European shares tumbled to their lowest levels in over two months on Monday, driven by surging oil prices and mounting concerns over inflation as the US-Israeli war with Iran shows no signs of easing.
In London, the FTSE 100 opened down 1.3%, while Paris’s CAC 40 lost 2.4% and Frankfurt’s DAX fell 2.5%. Dublin’s ISEQ index also opened lower by 2.4%, with stocks including Kingspan, Cairn Homes, and Glanbia all in retreat.
Oil prices jumped more than 15% to just under $120 a barrel, stoking fears of prolonged supply disruptions through the Strait of Hormuz. About 20% of the world’s crude and gas passes through this key shipping route, which has been nearly halted since the conflict began on February 28.
The escalation in the Middle East was underscored by Iran naming Mojtaba Khamenei as successor to his father, Ali Khamenei, signaling that hardliners remain firmly in control of Tehran. The announcement comes as US and Israeli forces continue airstrikes across Iran and the region, targeting critical energy infrastructure.

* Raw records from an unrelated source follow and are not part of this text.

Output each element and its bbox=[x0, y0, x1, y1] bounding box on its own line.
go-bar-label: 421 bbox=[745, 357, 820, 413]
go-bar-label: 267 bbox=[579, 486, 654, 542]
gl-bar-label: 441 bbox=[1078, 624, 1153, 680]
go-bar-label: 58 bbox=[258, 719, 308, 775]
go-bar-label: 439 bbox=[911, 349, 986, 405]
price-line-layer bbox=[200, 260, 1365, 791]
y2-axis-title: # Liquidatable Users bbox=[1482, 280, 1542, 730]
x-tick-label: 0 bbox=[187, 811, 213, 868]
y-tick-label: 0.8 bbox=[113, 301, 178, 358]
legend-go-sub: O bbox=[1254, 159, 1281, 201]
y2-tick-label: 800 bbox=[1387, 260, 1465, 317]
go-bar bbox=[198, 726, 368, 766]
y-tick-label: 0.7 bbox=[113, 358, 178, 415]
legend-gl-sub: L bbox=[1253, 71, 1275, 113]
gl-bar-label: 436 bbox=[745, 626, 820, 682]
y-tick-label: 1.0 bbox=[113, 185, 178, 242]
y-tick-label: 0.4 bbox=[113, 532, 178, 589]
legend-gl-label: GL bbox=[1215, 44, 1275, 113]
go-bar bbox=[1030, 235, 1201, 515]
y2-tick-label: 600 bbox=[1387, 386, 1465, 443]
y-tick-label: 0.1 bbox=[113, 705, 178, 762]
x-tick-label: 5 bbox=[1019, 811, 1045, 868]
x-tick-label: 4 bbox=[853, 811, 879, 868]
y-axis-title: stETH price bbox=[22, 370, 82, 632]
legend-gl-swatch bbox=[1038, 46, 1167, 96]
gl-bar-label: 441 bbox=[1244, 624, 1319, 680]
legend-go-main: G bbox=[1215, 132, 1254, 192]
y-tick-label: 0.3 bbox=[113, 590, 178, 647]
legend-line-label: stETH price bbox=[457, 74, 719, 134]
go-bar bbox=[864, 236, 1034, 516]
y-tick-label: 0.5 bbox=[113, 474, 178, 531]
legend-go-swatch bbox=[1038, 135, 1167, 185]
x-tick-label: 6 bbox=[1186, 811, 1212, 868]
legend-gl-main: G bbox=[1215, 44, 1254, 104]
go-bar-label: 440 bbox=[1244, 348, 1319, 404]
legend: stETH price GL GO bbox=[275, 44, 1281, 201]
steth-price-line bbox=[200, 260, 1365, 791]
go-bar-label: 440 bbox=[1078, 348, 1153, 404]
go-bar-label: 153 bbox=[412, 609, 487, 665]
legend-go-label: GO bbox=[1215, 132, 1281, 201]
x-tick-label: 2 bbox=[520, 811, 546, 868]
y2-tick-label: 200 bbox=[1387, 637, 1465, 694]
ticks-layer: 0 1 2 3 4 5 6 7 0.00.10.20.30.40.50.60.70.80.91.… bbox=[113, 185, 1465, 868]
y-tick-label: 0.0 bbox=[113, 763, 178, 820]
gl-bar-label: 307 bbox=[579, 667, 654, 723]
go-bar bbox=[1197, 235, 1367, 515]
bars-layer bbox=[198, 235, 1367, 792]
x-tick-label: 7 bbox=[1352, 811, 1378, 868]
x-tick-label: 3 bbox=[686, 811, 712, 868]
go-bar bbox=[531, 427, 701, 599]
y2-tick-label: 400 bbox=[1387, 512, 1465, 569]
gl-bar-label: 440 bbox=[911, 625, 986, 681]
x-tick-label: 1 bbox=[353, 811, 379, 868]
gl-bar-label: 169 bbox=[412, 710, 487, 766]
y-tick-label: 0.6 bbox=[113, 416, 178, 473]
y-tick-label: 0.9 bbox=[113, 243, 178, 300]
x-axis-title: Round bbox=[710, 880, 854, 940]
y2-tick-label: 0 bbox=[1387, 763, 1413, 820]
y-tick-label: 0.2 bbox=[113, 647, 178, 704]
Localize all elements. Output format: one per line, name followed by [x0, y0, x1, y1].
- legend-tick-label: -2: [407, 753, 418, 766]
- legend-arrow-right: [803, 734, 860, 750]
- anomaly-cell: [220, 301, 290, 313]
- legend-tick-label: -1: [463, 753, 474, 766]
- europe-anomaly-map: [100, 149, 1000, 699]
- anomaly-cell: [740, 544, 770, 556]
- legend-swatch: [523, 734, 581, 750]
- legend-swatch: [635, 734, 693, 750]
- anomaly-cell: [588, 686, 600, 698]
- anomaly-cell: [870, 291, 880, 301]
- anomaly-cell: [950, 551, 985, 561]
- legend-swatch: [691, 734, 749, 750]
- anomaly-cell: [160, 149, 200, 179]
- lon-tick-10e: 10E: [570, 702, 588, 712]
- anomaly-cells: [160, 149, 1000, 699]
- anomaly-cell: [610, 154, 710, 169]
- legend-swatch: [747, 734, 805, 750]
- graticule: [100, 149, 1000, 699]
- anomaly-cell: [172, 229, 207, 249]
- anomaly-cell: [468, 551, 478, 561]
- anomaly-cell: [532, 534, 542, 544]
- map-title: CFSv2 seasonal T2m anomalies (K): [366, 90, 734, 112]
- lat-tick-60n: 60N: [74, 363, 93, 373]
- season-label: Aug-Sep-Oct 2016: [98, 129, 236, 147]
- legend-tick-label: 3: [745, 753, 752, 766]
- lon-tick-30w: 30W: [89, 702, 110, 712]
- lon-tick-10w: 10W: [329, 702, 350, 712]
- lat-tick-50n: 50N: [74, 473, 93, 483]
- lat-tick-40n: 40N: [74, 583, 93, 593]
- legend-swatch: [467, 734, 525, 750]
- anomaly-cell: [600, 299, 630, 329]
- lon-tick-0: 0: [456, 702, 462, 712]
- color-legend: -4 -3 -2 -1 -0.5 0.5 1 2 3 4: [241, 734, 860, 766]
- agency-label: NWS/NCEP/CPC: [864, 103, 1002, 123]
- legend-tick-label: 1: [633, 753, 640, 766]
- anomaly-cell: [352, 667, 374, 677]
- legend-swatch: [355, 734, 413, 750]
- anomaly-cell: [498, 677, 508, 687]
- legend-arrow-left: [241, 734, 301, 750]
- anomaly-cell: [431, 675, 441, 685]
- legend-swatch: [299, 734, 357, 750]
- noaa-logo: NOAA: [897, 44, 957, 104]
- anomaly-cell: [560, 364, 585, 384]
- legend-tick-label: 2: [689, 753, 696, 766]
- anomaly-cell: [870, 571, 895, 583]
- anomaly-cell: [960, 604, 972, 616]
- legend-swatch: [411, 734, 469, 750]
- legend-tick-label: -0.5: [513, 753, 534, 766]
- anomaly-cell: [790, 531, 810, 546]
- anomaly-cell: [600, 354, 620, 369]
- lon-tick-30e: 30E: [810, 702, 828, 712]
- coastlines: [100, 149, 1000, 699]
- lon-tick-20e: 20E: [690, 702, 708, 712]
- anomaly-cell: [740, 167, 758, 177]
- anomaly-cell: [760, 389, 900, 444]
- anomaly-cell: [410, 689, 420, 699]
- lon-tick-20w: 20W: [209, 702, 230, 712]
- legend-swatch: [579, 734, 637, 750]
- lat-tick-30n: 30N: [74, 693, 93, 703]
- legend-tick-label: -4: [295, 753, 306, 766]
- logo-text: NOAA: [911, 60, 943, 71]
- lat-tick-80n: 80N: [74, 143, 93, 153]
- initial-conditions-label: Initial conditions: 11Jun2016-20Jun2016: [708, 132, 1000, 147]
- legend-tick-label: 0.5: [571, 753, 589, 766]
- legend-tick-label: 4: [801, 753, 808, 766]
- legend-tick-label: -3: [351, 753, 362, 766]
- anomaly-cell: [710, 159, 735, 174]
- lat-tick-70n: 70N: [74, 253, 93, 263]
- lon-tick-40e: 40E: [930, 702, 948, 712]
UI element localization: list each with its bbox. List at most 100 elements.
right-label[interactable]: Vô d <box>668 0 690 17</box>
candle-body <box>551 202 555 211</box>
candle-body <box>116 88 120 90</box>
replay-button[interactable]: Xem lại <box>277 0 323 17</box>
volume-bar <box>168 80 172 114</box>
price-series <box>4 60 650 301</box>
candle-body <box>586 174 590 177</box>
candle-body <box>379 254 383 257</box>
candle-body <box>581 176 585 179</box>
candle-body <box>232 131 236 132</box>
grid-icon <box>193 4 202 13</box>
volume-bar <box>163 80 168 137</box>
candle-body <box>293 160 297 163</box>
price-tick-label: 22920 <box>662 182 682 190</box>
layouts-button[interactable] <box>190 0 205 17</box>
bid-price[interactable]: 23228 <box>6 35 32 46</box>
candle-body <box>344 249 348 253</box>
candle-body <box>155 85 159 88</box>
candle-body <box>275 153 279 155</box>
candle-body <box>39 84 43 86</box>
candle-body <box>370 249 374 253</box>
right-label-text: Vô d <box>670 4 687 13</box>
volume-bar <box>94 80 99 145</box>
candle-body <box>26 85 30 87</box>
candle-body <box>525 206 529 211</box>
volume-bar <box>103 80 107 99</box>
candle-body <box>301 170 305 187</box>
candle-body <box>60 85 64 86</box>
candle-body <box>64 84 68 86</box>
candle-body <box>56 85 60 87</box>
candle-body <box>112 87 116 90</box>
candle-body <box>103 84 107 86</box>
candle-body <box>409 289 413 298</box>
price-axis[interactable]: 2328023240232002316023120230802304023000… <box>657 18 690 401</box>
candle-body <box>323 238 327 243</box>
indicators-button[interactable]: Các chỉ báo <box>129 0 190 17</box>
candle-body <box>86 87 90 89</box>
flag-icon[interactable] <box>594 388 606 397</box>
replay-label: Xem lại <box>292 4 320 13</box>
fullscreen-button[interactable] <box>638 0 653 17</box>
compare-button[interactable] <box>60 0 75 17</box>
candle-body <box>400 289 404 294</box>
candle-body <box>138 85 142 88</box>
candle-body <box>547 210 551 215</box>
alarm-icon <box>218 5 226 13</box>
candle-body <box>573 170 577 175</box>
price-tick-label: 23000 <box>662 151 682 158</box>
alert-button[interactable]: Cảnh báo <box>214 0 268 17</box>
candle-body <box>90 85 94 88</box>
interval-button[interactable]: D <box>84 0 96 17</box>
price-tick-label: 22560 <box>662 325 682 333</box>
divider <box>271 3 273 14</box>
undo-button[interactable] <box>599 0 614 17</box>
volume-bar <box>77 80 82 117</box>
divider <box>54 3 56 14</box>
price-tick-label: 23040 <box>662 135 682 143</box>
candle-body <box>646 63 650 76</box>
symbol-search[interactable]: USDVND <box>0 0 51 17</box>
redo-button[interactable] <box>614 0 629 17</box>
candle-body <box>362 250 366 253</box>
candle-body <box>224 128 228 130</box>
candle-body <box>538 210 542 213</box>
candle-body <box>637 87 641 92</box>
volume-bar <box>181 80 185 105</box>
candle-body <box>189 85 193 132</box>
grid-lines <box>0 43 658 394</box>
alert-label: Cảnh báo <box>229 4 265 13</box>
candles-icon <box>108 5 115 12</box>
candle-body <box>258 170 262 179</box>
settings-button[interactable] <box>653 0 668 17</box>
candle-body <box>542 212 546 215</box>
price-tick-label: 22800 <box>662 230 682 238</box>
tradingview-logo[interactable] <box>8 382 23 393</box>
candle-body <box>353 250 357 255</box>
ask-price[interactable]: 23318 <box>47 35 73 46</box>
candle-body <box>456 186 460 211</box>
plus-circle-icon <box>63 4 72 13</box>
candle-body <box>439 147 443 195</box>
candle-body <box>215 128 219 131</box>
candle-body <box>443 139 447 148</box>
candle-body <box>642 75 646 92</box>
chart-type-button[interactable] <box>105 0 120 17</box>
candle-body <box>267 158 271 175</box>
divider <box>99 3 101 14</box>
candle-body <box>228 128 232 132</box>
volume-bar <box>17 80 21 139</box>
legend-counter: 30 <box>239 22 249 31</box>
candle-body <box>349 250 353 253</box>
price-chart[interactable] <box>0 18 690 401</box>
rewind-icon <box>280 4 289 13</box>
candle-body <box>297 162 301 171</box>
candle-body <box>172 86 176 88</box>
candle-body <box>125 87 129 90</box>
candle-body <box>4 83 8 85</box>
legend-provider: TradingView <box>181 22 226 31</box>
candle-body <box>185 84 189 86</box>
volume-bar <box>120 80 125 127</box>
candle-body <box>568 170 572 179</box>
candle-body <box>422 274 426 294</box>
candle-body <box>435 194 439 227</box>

European banks, already hit by last week’s market volatility, fell a further 3.2%, while tech stocks lost 3.1%. Airlines faced steep declines as Lufthansa and Air France-KLM dropped 3.9% and 5.2%, respectively. Ryanair also traded lower in Dublin. On the other hand, energy stocks edged up 0.1% and defence firm Leonardo added 1.4%, benefiting from rising oil prices and geopolitical uncertainty.
Market participants are now awaiting comments from European Central Bank President Christine Lagarde, along with statements from ECB board member Piero Cipollone and eurozone finance ministers at a Eurogroup meeting later in the day. Economic data released Monday showed that German industrial orders fell more than expected in January, adding further pressure to European markets.
Asian markets also faced heavy losses. Japan’s Nikkei 225 dropped more than 5%, while South Korea’s Kospi fell 6%, reflecting the region’s dependence on Middle Eastern oil. Japan imports roughly 95% of its crude, with about 70% passing through the Strait of Hormuz, while South Korea ranks as the world’s fourth-largest crude importer. Japanese Prime Minister Sanae Takaichi said the country holds emergency oil reserves equivalent to 254 days of domestic consumption, and the government is reportedly considering releasing some of these reserves.
US President Donald Trump dismissed the spike in oil prices as a temporary effect of military action, describing it on social media as “a very small price to pay for USA, and World, Safety and Peace.” Analysts, however, warn that prolonged disruption in energy supplies could push inflation higher and weigh on global economic growth.
Investors remain cautious as the geopolitical conflict continues to disrupt energy markets, pushing crude prices higher and driving further declines across global stock markets.